這塊代碼有小 300 多行,就不全部貼出來(lái)了,我們直接定位到關(guān)鍵代碼,根據(jù)客戶端的 OP 類(lèi)型找到如下的代碼:
case OpCode.exists: {
lastOp = "EXIS";
// TODO we need to figure out the security requirement for this!
ExistsRequest existsRequest = new ExistsRequest();
//反序列化 (將 ByteBuffer 反序列化成為 ExitsRequest.這個(gè)就是我們?cè)诳蛻舳税l(fā)起請(qǐng)求的時(shí)候傳遞過(guò)來(lái)的 Request 對(duì)象
ByteBufferInputStream.byteBuffer2Record(request.request, existsRequest);
String path = existsRequest.getPath(); //得到請(qǐng)求的路徑
if (path.indexOf('\0') != -1) {
throw new KeeperException.BadArgumentsException();
}
//終于找到一個(gè)很關(guān)鍵的代碼,判斷請(qǐng)求的 getWatch 是否存在,如果存在,則傳遞 cnxn(servercnxn)

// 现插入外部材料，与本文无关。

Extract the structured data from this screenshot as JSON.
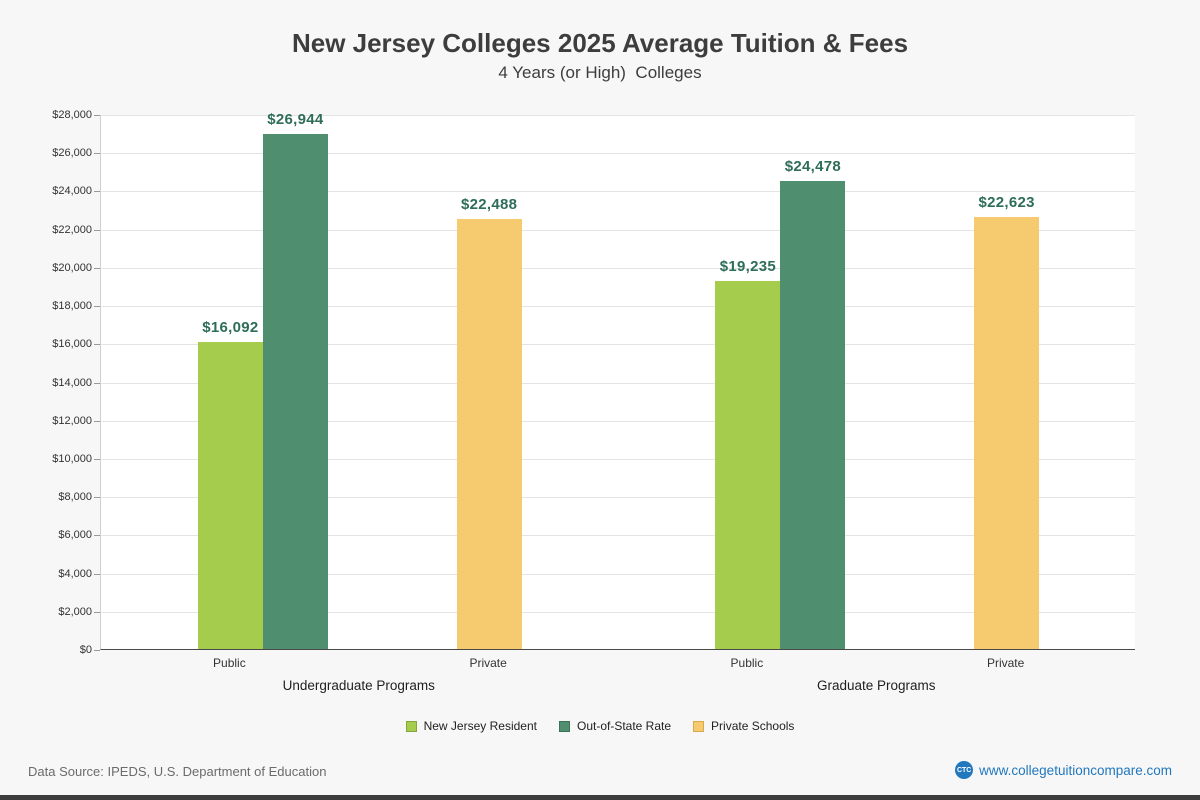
{
  "footer": {
    "source": "Data Source: IPEDS, U.S. Department of Education",
    "logo_text": "CTC",
    "website": "www.collegetuitioncompare.com"
  },
  "chart_data": {
    "type": "bar",
    "title": "New Jersey Colleges 2025 Average Tuition & Fees",
    "subtitle": "4 Years (or High)  Colleges",
    "ylim": [
      0,
      28000
    ],
    "ytick_step": 2000,
    "grid": true,
    "legend_position": "bottom",
    "groups": [
      {
        "label": "Undergraduate Programs",
        "categories": [
          {
            "label": "Public",
            "bars": [
              {
                "series": "New Jersey Resident",
                "value": 16092
              },
              {
                "series": "Out-of-State Rate",
                "value": 26944
              }
            ]
          },
          {
            "label": "Private",
            "bars": [
              {
                "series": "Private Schools",
                "value": 22488
              }
            ]
          }
        ]
      },
      {
        "label": "Graduate Programs",
        "categories": [
          {
            "label": "Public",
            "bars": [
              {
                "series": "New Jersey Resident",
                "value": 19235
              },
              {
                "series": "Out-of-State Rate",
                "value": 24478
              }
            ]
          },
          {
            "label": "Private",
            "bars": [
              {
                "series": "Private Schools",
                "value": 22623
              }
            ]
          }
        ]
      }
    ],
    "legend": [
      "New Jersey Resident",
      "Out-of-State Rate",
      "Private Schools"
    ],
    "series_colors": {
      "New Jersey Resident": "#a6cc4e",
      "Out-of-State Rate": "#4f8e6e",
      "Private Schools": "#f6cb70"
    },
    "series_border_colors": {
      "New Jersey Resident": "#84a63c",
      "Out-of-State Rate": "#3c7257",
      "Private Schools": "#d9a94e"
    },
    "value_label_color": "#2e6d59"
  }
}
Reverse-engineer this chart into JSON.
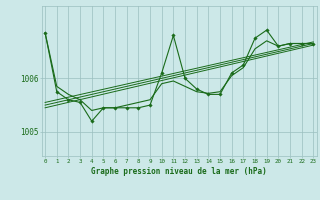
{
  "xlabel": "Graphe pression niveau de la mer (hPa)",
  "x": [
    0,
    1,
    2,
    3,
    4,
    5,
    6,
    7,
    8,
    9,
    10,
    11,
    12,
    13,
    14,
    15,
    16,
    17,
    18,
    19,
    20,
    21,
    22,
    23
  ],
  "data_line": [
    1006.85,
    1005.75,
    1005.6,
    1005.55,
    1005.2,
    1005.45,
    1005.45,
    1005.45,
    1005.45,
    1005.5,
    1006.1,
    1006.8,
    1006.0,
    1005.8,
    1005.7,
    1005.7,
    1006.1,
    1006.25,
    1006.75,
    1006.9,
    1006.6,
    1006.65,
    1006.65,
    1006.65
  ],
  "smooth_line": [
    1006.85,
    1005.85,
    1005.7,
    1005.6,
    1005.4,
    1005.45,
    1005.45,
    1005.5,
    1005.55,
    1005.6,
    1005.9,
    1005.95,
    1005.85,
    1005.75,
    1005.72,
    1005.75,
    1006.05,
    1006.2,
    1006.55,
    1006.7,
    1006.6,
    1006.65,
    1006.65,
    1006.65
  ],
  "trend1_x": [
    0,
    23
  ],
  "trend1_y": [
    1005.55,
    1006.68
  ],
  "trend2_x": [
    0,
    23
  ],
  "trend2_y": [
    1005.5,
    1006.65
  ],
  "trend3_x": [
    0,
    23
  ],
  "trend3_y": [
    1005.45,
    1006.62
  ],
  "line_color": "#1a6b1a",
  "bg_color": "#cce8e8",
  "grid_color": "#9bbfbf",
  "label_color": "#1a6b1a",
  "yticks": [
    1005,
    1006
  ],
  "ylim": [
    1004.55,
    1007.35
  ],
  "xlim": [
    -0.3,
    23.3
  ]
}
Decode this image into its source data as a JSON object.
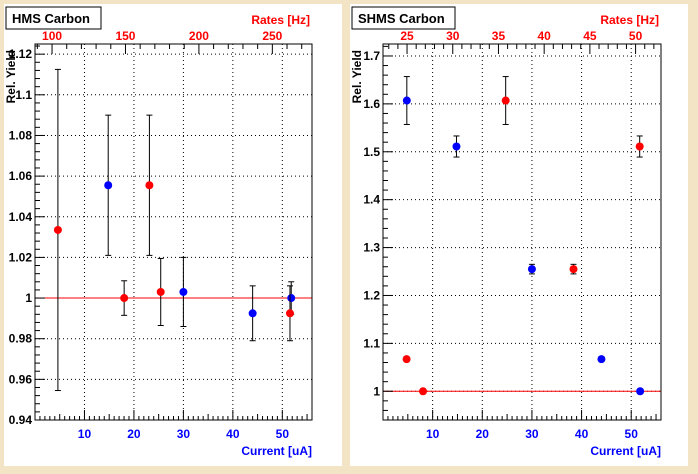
{
  "colors": {
    "blue": "#0000ff",
    "red": "#ff0000",
    "frame": "#d2b48c",
    "reference_line": "#ff0000"
  },
  "chart_data": [
    {
      "type": "scatter",
      "title": "HMS Carbon",
      "ylabel": "Rel. Yield",
      "xlabel": "Current [uA]",
      "x2label": "Rates [Hz]",
      "xlim": [
        0,
        56
      ],
      "ylim": [
        0.94,
        1.125
      ],
      "x2lim": [
        88.4,
        277
      ],
      "xticks": [
        "10",
        "20",
        "30",
        "40",
        "50"
      ],
      "yticks": [
        "0.94",
        "0.96",
        "0.98",
        "1",
        "1.02",
        "1.04",
        "1.06",
        "1.08",
        "1.1",
        "1.12"
      ],
      "x2ticks": [
        "100",
        "150",
        "200",
        "250"
      ],
      "grid": true,
      "reference_line_y": 1.0,
      "series": [
        {
          "axis": "bottom",
          "color": "blue",
          "points": [
            {
              "x": 14.8,
              "y": 1.0555,
              "err": 0.0345
            },
            {
              "x": 30.0,
              "y": 1.003,
              "err": 0.017
            },
            {
              "x": 44.0,
              "y": 0.9925,
              "err": 0.0135
            },
            {
              "x": 51.8,
              "y": 1.0,
              "err": 0.008
            }
          ]
        },
        {
          "axis": "top",
          "color": "red",
          "points": [
            {
              "x": 104.0,
              "y": 1.0335,
              "err": 0.079
            },
            {
              "x": 149.1,
              "y": 1.0,
              "err": 0.0085
            },
            {
              "x": 166.3,
              "y": 1.0555,
              "err": 0.0345
            },
            {
              "x": 174.0,
              "y": 1.003,
              "err": 0.0165
            },
            {
              "x": 262.0,
              "y": 0.9925,
              "err": 0.0135
            }
          ]
        }
      ]
    },
    {
      "type": "scatter",
      "title": "SHMS Carbon",
      "ylabel": "Rel. Yield",
      "xlabel": "Current [uA]",
      "x2label": "Rates [Hz]",
      "xlim": [
        0,
        56
      ],
      "ylim": [
        0.94,
        1.725
      ],
      "x2lim": [
        22.37,
        52.78
      ],
      "xticks": [
        "10",
        "20",
        "30",
        "40",
        "50"
      ],
      "yticks": [
        "1",
        "1.1",
        "1.2",
        "1.3",
        "1.4",
        "1.5",
        "1.6",
        "1.7"
      ],
      "x2ticks": [
        "25",
        "30",
        "35",
        "40",
        "45",
        "50"
      ],
      "grid": true,
      "reference_line_y": 1.0,
      "series": [
        {
          "axis": "bottom",
          "color": "blue",
          "points": [
            {
              "x": 4.8,
              "y": 1.607,
              "err": 0.05
            },
            {
              "x": 14.8,
              "y": 1.511,
              "err": 0.022
            },
            {
              "x": 30.0,
              "y": 1.255,
              "err": 0.01
            },
            {
              "x": 44.0,
              "y": 1.067,
              "err": 0.005
            },
            {
              "x": 51.8,
              "y": 1.0,
              "err": 0.004
            }
          ]
        },
        {
          "axis": "top",
          "color": "red",
          "points": [
            {
              "x": 24.95,
              "y": 1.067,
              "err": 0.005
            },
            {
              "x": 26.75,
              "y": 1.0,
              "err": 0.004
            },
            {
              "x": 35.79,
              "y": 1.607,
              "err": 0.05
            },
            {
              "x": 43.21,
              "y": 1.255,
              "err": 0.01
            },
            {
              "x": 50.45,
              "y": 1.511,
              "err": 0.022
            }
          ]
        }
      ]
    }
  ]
}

//對(duì)于 exists 請(qǐng)求,需要監(jiān)聽(tīng) data 變化事件,添加 watcher
Stat stat = zks.getZKDatabase().statNode(path, existsRequest.getWatch() ? cnxn : null);
rsp = new ExistsResponse(stat); //在服務(wù)端內(nèi)存數(shù)據(jù)庫(kù)中根據(jù)路徑得到結(jié)果進(jìn)行組裝,設(shè)置為 ExistsResponse
break;
}
客戶端接收服務(wù)端處理完成的響應(yīng)
ClientCnxnSocketNetty.messageReceived
服務(wù)端處理完成以后,會(huì)通過(guò) NettyServerCnxn.sendResponse 發(fā)送返回的響應(yīng)信息,
客戶端會(huì)在 ClientCnxnSocketNetty.messageReceived 接收服務(wù)端的返回
public void messageReceived(ChannelHandlerContext ctx,
MessageEvent e) throws Exception {
updateNow();
ChannelBuffer buf = (ChannelBuffer) e.getMessage();
while (buf.readable()) {
if (incomingBuffer.remaining() > buf.readableBytes()) {
int newLimit = incomingBuffer.position()
+ buf.readableBytes();
incomingBuffer.limit(newLimit);
}
buf.readBytes(incomingBuffer);
incomingBuffer.limit(incomingBuffer.capacity());
if (!incomingBuffer.hasRemaining()) {
incomingBuffer.flip();
if (incomingBuffer == lenBuffer) {
recvCount++;
readLength();
} else if (!initialized) {
readConnectResult();
lenBuffer.clear();
incomingBuffer = lenBuffer;
initialized = true;
updateLastHeard();
} else {
//收到消息以后觸發(fā) SendThread.readResponse方法
sendThread.readResponse(incomingBuffer);
lenBuffer.clear();
incomingBuffer = lenBuffer;
updateLastHeard();
}
}
}
wakeupCnxn();
}
SendThread. readResponse
這個(gè)方法里面主要的流程如下:
- 首先讀取 header,如果其 xid == -2,表明是一個(gè) ping 的 response,return
- 如果 xid 是 -4 ,表明是一個(gè) AuthPacket 的 response return
- 如果 xid 是 -1,表明是一個(gè) notification,此時(shí)要繼續(xù)讀取并構(gòu)造一個(gè) enent,通過(guò) EventThread.queueEvent 發(fā)送,return
其它情況下:
從 pendingQueue 拿出一個(gè) Packet,校驗(yàn)后更新 packet 信息
void readResponse(ByteBuffer incomingBuffer) throws IOException {
ByteBufferInputStream bbis = new ByteBufferInputStream(
incomingBuffer);
BinaryInputArchive bbia = BinaryInputArchive.getArchive(bbis);
ReplyHeader replyHdr = new ReplyHeader();
replyHdr.deserialize(bbia, "header"); //反序列化 header
if (replyHdr.getXid() == -2) { //?
// -2 is the xid for pings
if (LOG.isDebugEnabled()) {
LOG.debug("Got ping response for sessionid: 0x"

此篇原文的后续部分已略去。